Although we cannot rule out the hypothesis that the reduced RNA editing at the epicenter may be due, at least in part, to the greater loss of neuronal cells than of white matter (Paschen et al. 1994; Kawahara et al. 2003); however, the evidence that it is also reduced caudally and rostrally to the epicenter, where the spinal cord morphology is preserved, suggests that the decreased RNA editing at the epicenter is not due to cell loss, but perhaps is more related to an adaptive response of the system. This possibility is strengthened by the evidence that RNA editing is partially recovered 30 days post-injury. Instead, as we have previously shown, the downregulation of KARs editing level might be due to a partial deactivation of ADAR2 enzymes (Barbon et al. 2010). Further work is, however, needed to better understand the molecular mechanisms modulating ADAR activity after SCI.

Our study cannot show whether the reduced editing levels is capable of affecting postsynaptic KARs in response to nociceptive stimuli or presynaptic KARs expressed by spinal interneurons and involved in the regulation of local inhibitory tone; however, independently from the receptor synaptic location, the downregulation of the editing level might facilitate the activation of ascending neurons and propagate sensory/nociceptive information from the spinal cord to higher brain centers. These data are in agreement with the evidence that blockers of post- and presynaptic KA receptors located on dorsal horn interneurons would be expected to have analgesic properties (Kerchner et al. 2001b).

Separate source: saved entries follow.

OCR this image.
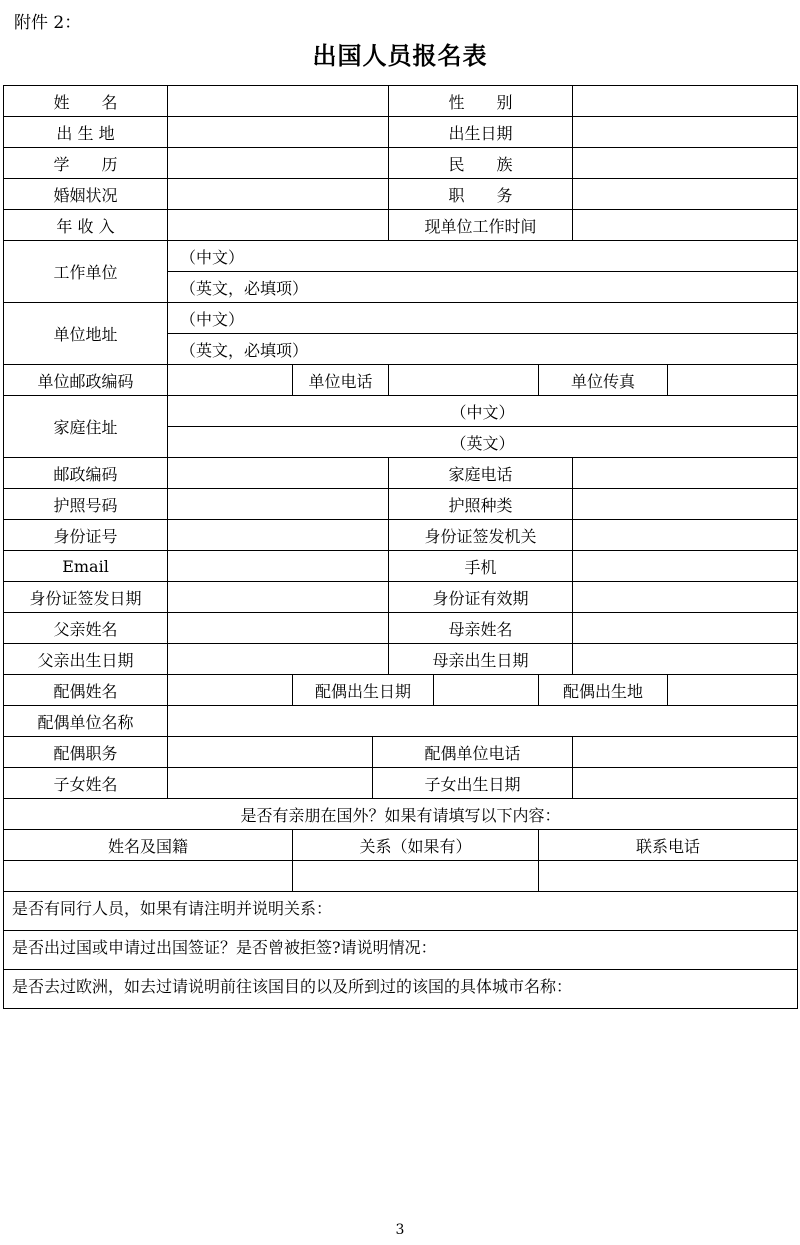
附件 2：
出国人员报名表
姓　　名				性　　别				
出 生 地				出生日期				
学　　历				民　　族				
婚姻状况				职　　务				
年 收 入				现单位工作时间				
工作单位	（中文）							
	（英文，必填项）							
单位地址	（中文）							
	（英文，必填项）							
单位邮政编码		单位电话				单位传真		
家庭住址	（中文）							
	（英文）							
邮政编码				家庭电话				
护照号码				护照种类				
身份证号				身份证签发机关				
Email				手机				
身份证签发日期				身份证有效期				
父亲姓名				母亲姓名				
父亲出生日期				母亲出生日期				
配偶姓名		配偶出生日期				配偶出生地		
配偶单位名称								
配偶职务			配偶单位电话					
子女姓名			子女出生日期					
是否有亲朋在国外？如果有请填写以下内容：								
姓名及国籍		关系（如果有）				联系电话		

是否有同行人员，如果有请注明并说明关系：								
是否出过国或申请过出国签证？是否曾被拒签?请说明情况：								
是否去过欧洲，如去过请说明前往该国目的以及所到过的该国的具体城市名称：								
3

Taken together, our data show that we might have unraveled a previously unappreciated modulation of KA receptors following acute SCI. While it is still premature to speculate on the potential functional relevance of these findings, our results, together with our previous findings related to the editing of AMPA receptor subunits, highlight new potential targets for pharmacological interventions in spinal cord injury.